Thursday, October 2, 2014
Teach and Learn
Rocket was upset this afternoon as I was heading home. My plan had been to hit Sam's and pick up his meds and put gas in the car, but I checked out Dog Spy before I left the office and he was clearly very agitated and pacing and going to the door, and so I came home instead. I took him to out potty and boy did he really need it, could that be the source of his agitation? Freaked out about the need to eliminate? peeing he's very comfortable but not peeing? I mean, Thank You Jesus but is it making him crazy?

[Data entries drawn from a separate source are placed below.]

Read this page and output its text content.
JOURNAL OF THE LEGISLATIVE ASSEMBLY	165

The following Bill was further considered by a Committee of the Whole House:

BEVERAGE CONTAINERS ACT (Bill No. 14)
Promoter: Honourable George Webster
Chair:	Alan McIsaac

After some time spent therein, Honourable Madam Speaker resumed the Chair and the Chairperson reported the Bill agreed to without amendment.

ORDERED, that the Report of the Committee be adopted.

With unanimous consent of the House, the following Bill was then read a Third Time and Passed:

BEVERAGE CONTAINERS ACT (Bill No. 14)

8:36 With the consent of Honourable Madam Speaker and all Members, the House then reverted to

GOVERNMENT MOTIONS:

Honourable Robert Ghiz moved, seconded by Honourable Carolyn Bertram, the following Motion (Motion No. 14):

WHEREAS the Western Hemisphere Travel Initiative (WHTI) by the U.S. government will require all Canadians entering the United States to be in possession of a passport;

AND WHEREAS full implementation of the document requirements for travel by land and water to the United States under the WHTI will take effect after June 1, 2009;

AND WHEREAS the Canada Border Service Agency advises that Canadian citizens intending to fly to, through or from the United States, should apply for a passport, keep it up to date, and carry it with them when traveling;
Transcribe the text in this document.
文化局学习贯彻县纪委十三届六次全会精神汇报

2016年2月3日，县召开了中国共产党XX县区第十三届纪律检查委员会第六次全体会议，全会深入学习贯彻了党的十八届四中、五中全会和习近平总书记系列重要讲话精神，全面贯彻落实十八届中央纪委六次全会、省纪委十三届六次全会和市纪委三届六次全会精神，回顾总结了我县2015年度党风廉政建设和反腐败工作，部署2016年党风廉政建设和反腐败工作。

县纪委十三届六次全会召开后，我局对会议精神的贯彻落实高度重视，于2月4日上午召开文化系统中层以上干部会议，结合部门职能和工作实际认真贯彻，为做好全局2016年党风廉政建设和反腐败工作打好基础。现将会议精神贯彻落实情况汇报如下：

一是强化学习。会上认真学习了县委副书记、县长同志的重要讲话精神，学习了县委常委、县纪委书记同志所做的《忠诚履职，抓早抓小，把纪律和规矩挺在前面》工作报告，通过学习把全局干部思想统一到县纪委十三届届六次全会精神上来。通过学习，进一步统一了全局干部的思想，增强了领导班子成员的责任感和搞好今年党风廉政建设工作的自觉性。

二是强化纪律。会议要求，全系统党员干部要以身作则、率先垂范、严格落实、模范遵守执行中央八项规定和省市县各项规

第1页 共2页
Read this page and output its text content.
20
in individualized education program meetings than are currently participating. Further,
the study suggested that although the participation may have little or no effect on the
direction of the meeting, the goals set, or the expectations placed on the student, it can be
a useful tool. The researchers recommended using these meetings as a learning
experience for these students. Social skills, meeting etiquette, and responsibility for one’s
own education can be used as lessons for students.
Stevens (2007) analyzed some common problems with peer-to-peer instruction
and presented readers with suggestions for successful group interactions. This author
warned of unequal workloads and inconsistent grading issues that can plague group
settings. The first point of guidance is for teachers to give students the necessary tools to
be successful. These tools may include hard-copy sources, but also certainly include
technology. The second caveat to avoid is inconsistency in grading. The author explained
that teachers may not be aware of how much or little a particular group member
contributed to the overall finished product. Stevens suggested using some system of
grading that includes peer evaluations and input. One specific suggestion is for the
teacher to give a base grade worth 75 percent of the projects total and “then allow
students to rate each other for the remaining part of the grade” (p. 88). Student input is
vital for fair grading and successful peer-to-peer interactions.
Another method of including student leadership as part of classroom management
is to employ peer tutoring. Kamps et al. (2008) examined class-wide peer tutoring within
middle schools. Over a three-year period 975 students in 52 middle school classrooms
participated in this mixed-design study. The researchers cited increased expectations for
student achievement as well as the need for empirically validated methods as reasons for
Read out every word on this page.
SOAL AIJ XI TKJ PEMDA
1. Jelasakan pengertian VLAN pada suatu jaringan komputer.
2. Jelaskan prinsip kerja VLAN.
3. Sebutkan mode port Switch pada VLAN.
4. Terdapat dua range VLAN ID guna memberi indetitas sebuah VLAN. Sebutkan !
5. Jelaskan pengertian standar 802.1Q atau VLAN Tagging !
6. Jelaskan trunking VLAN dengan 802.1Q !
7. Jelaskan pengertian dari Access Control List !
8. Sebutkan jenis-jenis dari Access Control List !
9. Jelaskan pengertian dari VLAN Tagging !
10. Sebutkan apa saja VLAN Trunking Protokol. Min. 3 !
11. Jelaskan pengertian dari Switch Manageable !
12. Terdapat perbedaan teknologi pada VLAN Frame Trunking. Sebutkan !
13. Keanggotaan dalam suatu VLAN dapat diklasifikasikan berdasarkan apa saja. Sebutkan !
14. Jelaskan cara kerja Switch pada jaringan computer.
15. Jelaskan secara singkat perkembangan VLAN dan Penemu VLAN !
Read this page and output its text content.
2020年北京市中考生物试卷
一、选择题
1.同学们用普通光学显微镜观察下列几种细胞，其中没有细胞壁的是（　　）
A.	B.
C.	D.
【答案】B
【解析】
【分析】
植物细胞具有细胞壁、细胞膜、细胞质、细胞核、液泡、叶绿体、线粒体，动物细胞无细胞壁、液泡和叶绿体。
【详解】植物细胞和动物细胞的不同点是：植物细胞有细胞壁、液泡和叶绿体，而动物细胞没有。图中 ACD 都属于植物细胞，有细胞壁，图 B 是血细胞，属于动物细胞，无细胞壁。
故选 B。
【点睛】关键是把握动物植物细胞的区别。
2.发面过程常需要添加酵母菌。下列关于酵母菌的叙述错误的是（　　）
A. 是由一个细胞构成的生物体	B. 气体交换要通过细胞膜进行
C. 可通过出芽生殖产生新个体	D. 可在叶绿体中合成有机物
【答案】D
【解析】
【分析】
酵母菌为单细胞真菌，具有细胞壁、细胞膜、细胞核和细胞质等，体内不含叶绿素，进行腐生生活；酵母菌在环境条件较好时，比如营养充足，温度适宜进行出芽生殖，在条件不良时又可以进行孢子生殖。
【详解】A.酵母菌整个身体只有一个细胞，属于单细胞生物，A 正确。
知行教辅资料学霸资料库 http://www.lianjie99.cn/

I have not yet been strong enough to not come home at lunch. The doctor says that dogs like Rocket get even more anxious when the absent person magically re-appears, and sometimes they do better when you just leave them alone. However, he always needs to "eliminate" over lunch, he always really needs to and I'm afraid it too late to put him on a bowel and bladder program to train him to wait until I come home - and I'm not sure its fair to make him hold it for ten hours or if he could physically even hold it for that long. I'm am so tired of cleaning up pee after two full years that its almost worth it to keep coming back to just not have to clean up pee .
Most days is okay, and its probably a good budget plan as I don't eat out and it helps my diet that I'm not eating crap at lunch and I get a little walk in while I'm home, so there are some positives. I watch a little TV, I eat my lunch and a get to be away from the office for a while. A very short while, I have an hour for lunch and during the lunch hour the round trip is about twenty-four minutes. I guess there is a lot to be said about the benefits of staying active.
If I can't go home I can always put him in daycare, but that is about the equivalent of a week of lunches, so its not a cheap choice to make. Daisy stayed by herself all day every day for years and I think the only times I would come home would be days when I had plans after work and couldn't be home promptly, what a pal I was. I think about that a lot. I was so mean to her. Didn't she deserve a visit and a nice little walk at lunch? Would that have been too much to ask? I think she would have really enjoyed it.